H-Boards and My Grandfather's Razor
There are two categories of architecture in the world, at least when it comes to their consideration for preservation. The first might thematically be called erudite and is comprised of archeological sites like Pueblo Bonito or the Pyramids of Ghiza, monuments built for specific commemorative purposes like the Lincoln Memorial or Taj Mahal, and structures that by virtue of their age or sheer interest they inspire must be protected (the tumbled walls of Jericho, Thomas Edison's laboratory, the Watts Towers). Such special structures, I suspect, account for something less than 5% of the world's built environment.

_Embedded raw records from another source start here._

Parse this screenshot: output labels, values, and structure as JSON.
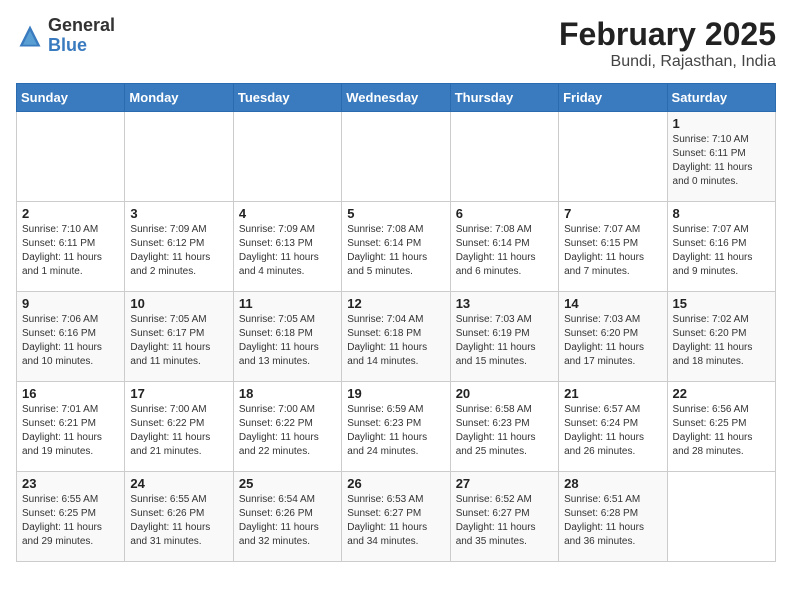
{
  "header": {
    "logo_general": "General",
    "logo_blue": "Blue",
    "title": "February 2025",
    "subtitle": "Bundi, Rajasthan, India"
  },
  "days_of_week": [
    "Sunday",
    "Monday",
    "Tuesday",
    "Wednesday",
    "Thursday",
    "Friday",
    "Saturday"
  ],
  "weeks": [
    [
      {
        "day": "",
        "info": ""
      },
      {
        "day": "",
        "info": ""
      },
      {
        "day": "",
        "info": ""
      },
      {
        "day": "",
        "info": ""
      },
      {
        "day": "",
        "info": ""
      },
      {
        "day": "",
        "info": ""
      },
      {
        "day": "1",
        "info": "Sunrise: 7:10 AM\nSunset: 6:11 PM\nDaylight: 11 hours\nand 0 minutes."
      }
    ],
    [
      {
        "day": "2",
        "info": "Sunrise: 7:10 AM\nSunset: 6:11 PM\nDaylight: 11 hours\nand 1 minute."
      },
      {
        "day": "3",
        "info": "Sunrise: 7:09 AM\nSunset: 6:12 PM\nDaylight: 11 hours\nand 2 minutes."
      },
      {
        "day": "4",
        "info": "Sunrise: 7:09 AM\nSunset: 6:13 PM\nDaylight: 11 hours\nand 4 minutes."
      },
      {
        "day": "5",
        "info": "Sunrise: 7:08 AM\nSunset: 6:14 PM\nDaylight: 11 hours\nand 5 minutes."
      },
      {
        "day": "6",
        "info": "Sunrise: 7:08 AM\nSunset: 6:14 PM\nDaylight: 11 hours\nand 6 minutes."
      },
      {
        "day": "7",
        "info": "Sunrise: 7:07 AM\nSunset: 6:15 PM\nDaylight: 11 hours\nand 7 minutes."
      },
      {
        "day": "8",
        "info": "Sunrise: 7:07 AM\nSunset: 6:16 PM\nDaylight: 11 hours\nand 9 minutes."
      }
    ],
    [
      {
        "day": "9",
        "info": "Sunrise: 7:06 AM\nSunset: 6:16 PM\nDaylight: 11 hours\nand 10 minutes."
      },
      {
        "day": "10",
        "info": "Sunrise: 7:05 AM\nSunset: 6:17 PM\nDaylight: 11 hours\nand 11 minutes."
      },
      {
        "day": "11",
        "info": "Sunrise: 7:05 AM\nSunset: 6:18 PM\nDaylight: 11 hours\nand 13 minutes."
      },
      {
        "day": "12",
        "info": "Sunrise: 7:04 AM\nSunset: 6:18 PM\nDaylight: 11 hours\nand 14 minutes."
      },
      {
        "day": "13",
        "info": "Sunrise: 7:03 AM\nSunset: 6:19 PM\nDaylight: 11 hours\nand 15 minutes."
      },
      {
        "day": "14",
        "info": "Sunrise: 7:03 AM\nSunset: 6:20 PM\nDaylight: 11 hours\nand 17 minutes."
      },
      {
        "day": "15",
        "info": "Sunrise: 7:02 AM\nSunset: 6:20 PM\nDaylight: 11 hours\nand 18 minutes."
      }
    ],
    [
      {
        "day": "16",
        "info": "Sunrise: 7:01 AM\nSunset: 6:21 PM\nDaylight: 11 hours\nand 19 minutes."
      },
      {
        "day": "17",
        "info": "Sunrise: 7:00 AM\nSunset: 6:22 PM\nDaylight: 11 hours\nand 21 minutes."
      },
      {
        "day": "18",
        "info": "Sunrise: 7:00 AM\nSunset: 6:22 PM\nDaylight: 11 hours\nand 22 minutes."
      },
      {
        "day": "19",
        "info": "Sunrise: 6:59 AM\nSunset: 6:23 PM\nDaylight: 11 hours\nand 24 minutes."
      },
      {
        "day": "20",
        "info": "Sunrise: 6:58 AM\nSunset: 6:23 PM\nDaylight: 11 hours\nand 25 minutes."
      },
      {
        "day": "21",
        "info": "Sunrise: 6:57 AM\nSunset: 6:24 PM\nDaylight: 11 hours\nand 26 minutes."
      },
      {
        "day": "22",
        "info": "Sunrise: 6:56 AM\nSunset: 6:25 PM\nDaylight: 11 hours\nand 28 minutes."
      }
    ],
    [
      {
        "day": "23",
        "info": "Sunrise: 6:55 AM\nSunset: 6:25 PM\nDaylight: 11 hours\nand 29 minutes."
      },
      {
        "day": "24",
        "info": "Sunrise: 6:55 AM\nSunset: 6:26 PM\nDaylight: 11 hours\nand 31 minutes."
      },
      {
        "day": "25",
        "info": "Sunrise: 6:54 AM\nSunset: 6:26 PM\nDaylight: 11 hours\nand 32 minutes."
      },
      {
        "day": "26",
        "info": "Sunrise: 6:53 AM\nSunset: 6:27 PM\nDaylight: 11 hours\nand 34 minutes."
      },
      {
        "day": "27",
        "info": "Sunrise: 6:52 AM\nSunset: 6:27 PM\nDaylight: 11 hours\nand 35 minutes."
      },
      {
        "day": "28",
        "info": "Sunrise: 6:51 AM\nSunset: 6:28 PM\nDaylight: 11 hours\nand 36 minutes."
      },
      {
        "day": "",
        "info": ""
      }
    ]
  ]
}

The other 95% is vernacular. These are the houses, shops, churches, taverns, granaries and mausoleums built, as it were, by the seat of someones' pants, without an architect, probably based on a design drawn in the dirt on the site upon which they were constructed. (Roughly half of these buildings worldwide are constructed of earth.) They were built for a specific purpose and continue to be used for that same function, just as they have for generations if not centuries. Use, however, requires constant change as families and businesses grow, and as lifestyles evolve and adapt to such things as automobiles or the rising cost of energy.

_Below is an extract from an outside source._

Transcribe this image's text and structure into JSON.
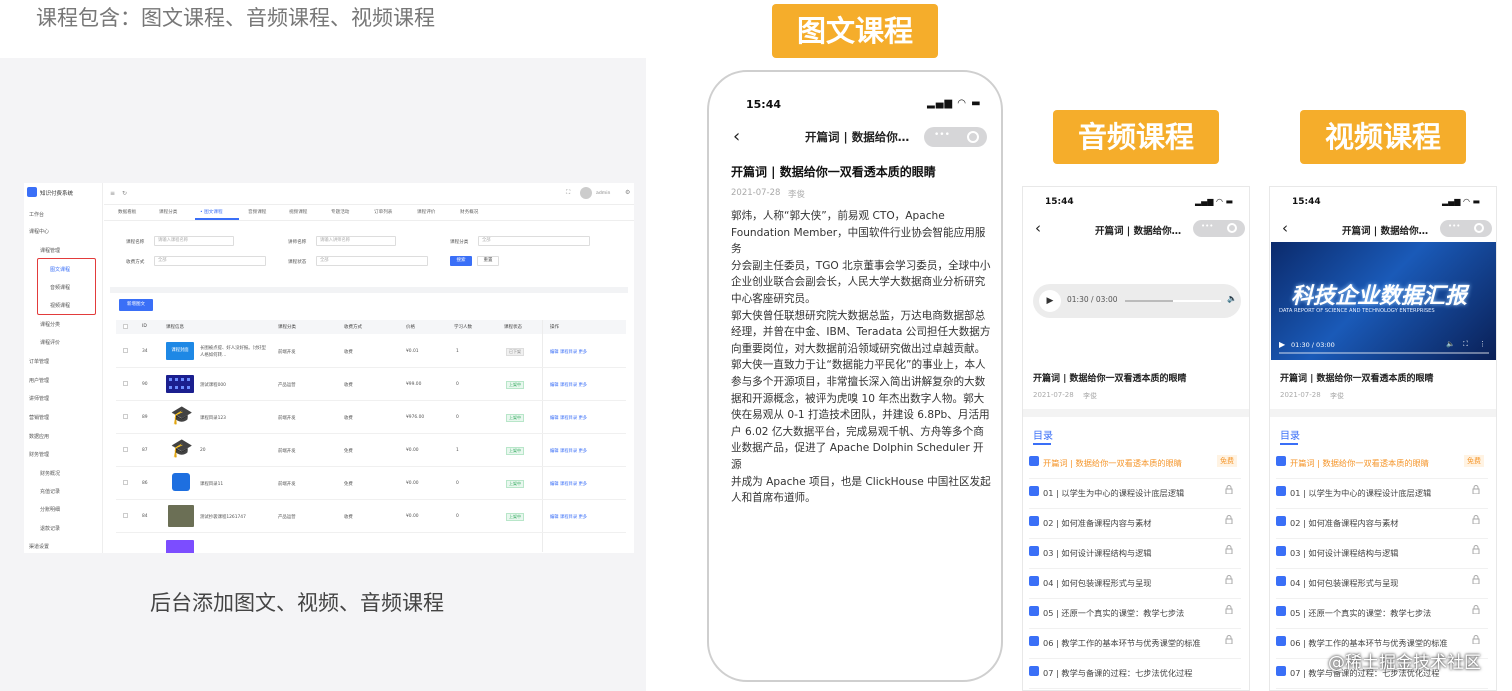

This is a key point that Historic Design Review Boards everywhere tend not to understand, or if they do, they show little sympathy. By far the majority of buildings over which H-boards have jurisdiction are vernacular and Santa Fe's East Side is a classic example. Here is an assemblage of family-owned buildings, mostly adobe, that have in large part been lost to their native owners for two reasons; first, rising property taxes and second, the restricted ability of their owners to make the structures accommodate changing times by, say, adding a garage or getting rid of steel-sash windows.

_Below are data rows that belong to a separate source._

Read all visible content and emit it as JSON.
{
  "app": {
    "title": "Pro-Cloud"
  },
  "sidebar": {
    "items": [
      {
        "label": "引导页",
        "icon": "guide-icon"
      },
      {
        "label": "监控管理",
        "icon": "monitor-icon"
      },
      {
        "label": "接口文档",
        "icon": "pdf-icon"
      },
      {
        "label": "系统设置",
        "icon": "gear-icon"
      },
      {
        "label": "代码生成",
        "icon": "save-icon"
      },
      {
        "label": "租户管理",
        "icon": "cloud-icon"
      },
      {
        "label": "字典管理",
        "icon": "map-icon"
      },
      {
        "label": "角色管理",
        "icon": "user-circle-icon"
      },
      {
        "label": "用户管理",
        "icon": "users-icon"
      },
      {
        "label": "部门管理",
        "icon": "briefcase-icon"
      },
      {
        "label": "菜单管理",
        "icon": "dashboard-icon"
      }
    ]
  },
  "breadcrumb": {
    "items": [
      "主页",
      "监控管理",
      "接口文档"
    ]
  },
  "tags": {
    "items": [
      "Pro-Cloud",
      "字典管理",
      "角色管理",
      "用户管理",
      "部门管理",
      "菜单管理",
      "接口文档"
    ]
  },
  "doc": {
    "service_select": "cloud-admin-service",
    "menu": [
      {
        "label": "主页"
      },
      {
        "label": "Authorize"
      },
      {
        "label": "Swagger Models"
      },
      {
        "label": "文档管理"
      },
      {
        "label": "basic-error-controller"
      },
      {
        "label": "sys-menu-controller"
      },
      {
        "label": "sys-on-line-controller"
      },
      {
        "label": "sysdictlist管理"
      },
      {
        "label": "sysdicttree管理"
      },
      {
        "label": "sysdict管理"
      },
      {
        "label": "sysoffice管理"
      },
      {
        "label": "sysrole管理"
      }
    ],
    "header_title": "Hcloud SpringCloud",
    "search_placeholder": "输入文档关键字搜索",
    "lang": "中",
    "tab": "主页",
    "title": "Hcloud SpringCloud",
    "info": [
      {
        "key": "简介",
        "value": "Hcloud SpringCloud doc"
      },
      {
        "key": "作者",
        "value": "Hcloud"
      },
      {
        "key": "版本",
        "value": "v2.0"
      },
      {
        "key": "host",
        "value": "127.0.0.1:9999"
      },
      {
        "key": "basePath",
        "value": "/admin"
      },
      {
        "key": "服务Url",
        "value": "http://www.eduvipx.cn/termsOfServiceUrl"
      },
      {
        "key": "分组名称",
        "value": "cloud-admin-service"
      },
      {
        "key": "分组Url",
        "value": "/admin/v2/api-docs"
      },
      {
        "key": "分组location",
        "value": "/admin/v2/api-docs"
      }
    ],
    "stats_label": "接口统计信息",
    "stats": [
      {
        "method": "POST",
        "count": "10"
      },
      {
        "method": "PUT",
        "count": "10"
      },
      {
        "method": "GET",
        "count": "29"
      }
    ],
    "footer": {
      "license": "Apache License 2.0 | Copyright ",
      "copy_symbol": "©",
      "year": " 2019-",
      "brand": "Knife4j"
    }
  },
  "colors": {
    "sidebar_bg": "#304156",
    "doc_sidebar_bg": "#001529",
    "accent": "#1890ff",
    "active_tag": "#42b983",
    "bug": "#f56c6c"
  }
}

In his 1990 paper "Of Taq and Dhajji-Dwari," my colleague Randolph Langenbach relates the local explication of change in Kashmiri homes through a parable: "A barber passed his razor on to his son, saying that it was precious because 'it had been in the family for three generations.' This barber went on to say, 'My father replaced the blade, and I replaced the handle.' His point was that these changes made in the course of its use (italics mine) did not erase the time honored significance of the artifact, and 'the Kashmiri houses are the same as that razor.' They are ancient, regardless of whether the physical fabric has been replaced in time, simply because they represent the embodiment of a tradition." The parable is useful in helping relate understanding of a principle which should be axiomatic for H-boards: change is not anathema, on the contrary it is useful and desirable when it protects the use and, I would add, ownership of a property. After all what is more important than the human matrix that comprises culture or the material fabric that we see in a house as we drive by. Chase the people away and what remains is a hollow vestige.
Many folks in the preservation community are beginning to seriously come to grips with the philosophical and cultural (read: ethical and social) issues surrounding their craft and, in the case of planners, their authority. They are beginning to question their own use of patronizing labels such as "patrimony" and "common heritage" and beginning to see that contingent circumstance affects lives and that such circumstance should logically be reflected in the built environment. Otherwise we face stagnation and atrophy. In evolutionary biology, it is contingency that helps explain the remarkable diversity and complexity of biological and historical sequences, and accounts for their unpredictability, infinite variability and beauty. It was also contingency that forced "my father to replace the blade and me to replace the handle of my grandfather's razor."